If it had been easy, I would fixed that when I was poking around.
Instead I thought about it for a few minutes, concluded "that's hard"
and left it alone (for now).

I think this is going to require using something other than uids for the
loop termination (generally I hate surplus variables!)

  | If I managed to get the loop to exit then I ended
  | up with a zero-byte quota file somehow.

The ftruncate() I expect (with highid == 0)

  | (I think repquota could also use a similar fix, though it does
  | eventually finish running.)

Maybe, I'll look at that one sometime.

  | There is another bug somewhere, perhaps in the checkfstab() subroutine
  | borrowed from fsck, or in the way it's used.

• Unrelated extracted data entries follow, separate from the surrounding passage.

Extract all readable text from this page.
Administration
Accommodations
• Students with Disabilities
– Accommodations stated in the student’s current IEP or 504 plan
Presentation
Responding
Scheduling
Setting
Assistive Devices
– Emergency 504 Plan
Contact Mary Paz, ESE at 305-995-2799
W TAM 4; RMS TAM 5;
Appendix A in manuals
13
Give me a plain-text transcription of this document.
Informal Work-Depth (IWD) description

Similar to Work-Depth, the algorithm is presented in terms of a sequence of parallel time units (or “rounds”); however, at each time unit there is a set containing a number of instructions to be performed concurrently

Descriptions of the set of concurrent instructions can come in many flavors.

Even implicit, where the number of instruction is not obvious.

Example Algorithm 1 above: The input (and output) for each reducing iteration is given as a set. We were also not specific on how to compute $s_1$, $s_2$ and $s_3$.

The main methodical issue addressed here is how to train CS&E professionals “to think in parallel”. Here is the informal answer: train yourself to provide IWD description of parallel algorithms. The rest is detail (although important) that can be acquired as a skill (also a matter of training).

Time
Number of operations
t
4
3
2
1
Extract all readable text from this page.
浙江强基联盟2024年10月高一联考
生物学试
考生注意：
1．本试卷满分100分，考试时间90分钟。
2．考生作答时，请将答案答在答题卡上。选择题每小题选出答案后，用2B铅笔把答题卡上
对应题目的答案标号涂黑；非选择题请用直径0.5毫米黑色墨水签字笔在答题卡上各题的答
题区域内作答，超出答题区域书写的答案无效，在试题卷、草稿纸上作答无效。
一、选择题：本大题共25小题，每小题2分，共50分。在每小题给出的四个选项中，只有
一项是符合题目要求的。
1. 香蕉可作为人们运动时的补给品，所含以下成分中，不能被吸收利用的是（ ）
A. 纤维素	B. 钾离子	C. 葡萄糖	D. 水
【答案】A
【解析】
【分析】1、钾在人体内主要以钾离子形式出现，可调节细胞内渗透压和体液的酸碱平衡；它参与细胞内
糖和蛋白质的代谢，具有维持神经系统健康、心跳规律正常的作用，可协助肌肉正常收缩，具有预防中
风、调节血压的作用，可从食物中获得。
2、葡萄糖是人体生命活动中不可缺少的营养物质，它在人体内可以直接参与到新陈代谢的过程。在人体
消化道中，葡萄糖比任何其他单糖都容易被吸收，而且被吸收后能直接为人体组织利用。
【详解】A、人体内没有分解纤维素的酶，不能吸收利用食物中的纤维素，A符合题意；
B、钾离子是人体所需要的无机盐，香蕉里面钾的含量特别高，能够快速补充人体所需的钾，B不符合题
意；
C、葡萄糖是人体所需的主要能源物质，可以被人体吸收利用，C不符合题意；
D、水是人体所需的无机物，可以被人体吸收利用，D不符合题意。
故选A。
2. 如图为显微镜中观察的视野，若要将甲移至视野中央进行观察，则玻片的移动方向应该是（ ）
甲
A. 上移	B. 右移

The fstab stuff (and borrowing code from fsck) was all added after I touched
this last (the lousy algorithm is/was my fault, but I at least have the
esxcuse that uid's were just 16 bits back when this stuff got written, and
64K times around a loop isn't all that bad...)

But I will look and see if I can see what is happening there.


  | 	/build: root     fixed: inodes 0 -> 25  blocks 0 -> 5592
  | 	/build: woods    fixed: inodes 0 -> 251329      blocks 0 -> 23006232
  | 	*** Checking user quotas for /dev/rraid1a (/mfbd)
  | 	quotacheck: creating quota file /mfbd/quota.user
  | 	/mfbd: root     fixed:  inodes 0 -> 3   blocks 0 -> 192
  | 	/mfbd: woods    fixed:  inodes 0 -> 364 blocks 0 -> 10442488
  | 	/mfbd: root     fixed:  inodes 3 -> 27  blocks 192 -> 5624
  | 	/mfbd: woods    fixed:  inodes 364 -> 251693    blocks 10442488 -> 33448720
  | 	#
  | 
  | The result is a bogus quota file.  The first values (e.g. 364 inodes,
  | 10442488 blocks for my uid) are correct.

Did you notice that 23006232+10442488 == 33448720
and that 251329+364 == 251693

I doubt that is a coincidence.

I kind of suspect a logic error in the parallelism code, along with
some nicely uninitialised variables (ie: presumed 0 variables).


  | At one point I also ended up with a quota recorded for a non-existant
  | user (not listed in the passwd db) who doesn't seem to actually own any
  | files, at least none that can be found:

That one is odd - not that the files exist, that can happen, but that
it was fixed by another quotacheck.  I don't suppose there was any activity
on those filesystems while all this was happening, aside from the quotachecks
of course.

Nothing in there should be attributing blocks/inodes to users that don't
own them, that's a little hard to see a rationale for.

  | This may also have been caused by the dueling quotacheck processes
  | though.  Turning off quotas, removing the quota.user files, and
  | re-running quotacheck, "fixed" it (even with '-q'), provided I do one
  | filesystem at a time by hand.

Ah, "turning off", missed that in my read-ahead before, that might have
an impact, the internal kernel usage records for currently open files
might be relevant here, perhaps.

  | I haven't noticed any problems with "fsck -p" running more than once on
  | any filesystem so perhaps this is only a problem in how quotacheck uses
  | checkfstab()?

Probably how it uses the results from there.

  | I've not yet tried fiddling with the fs_passno field to
  | see if making it different on each entry will help or not.

I doubt it.   I suspect a correctly positioned "exit()" in the code
might make a difference though.   I'll look at it in a few days.

kre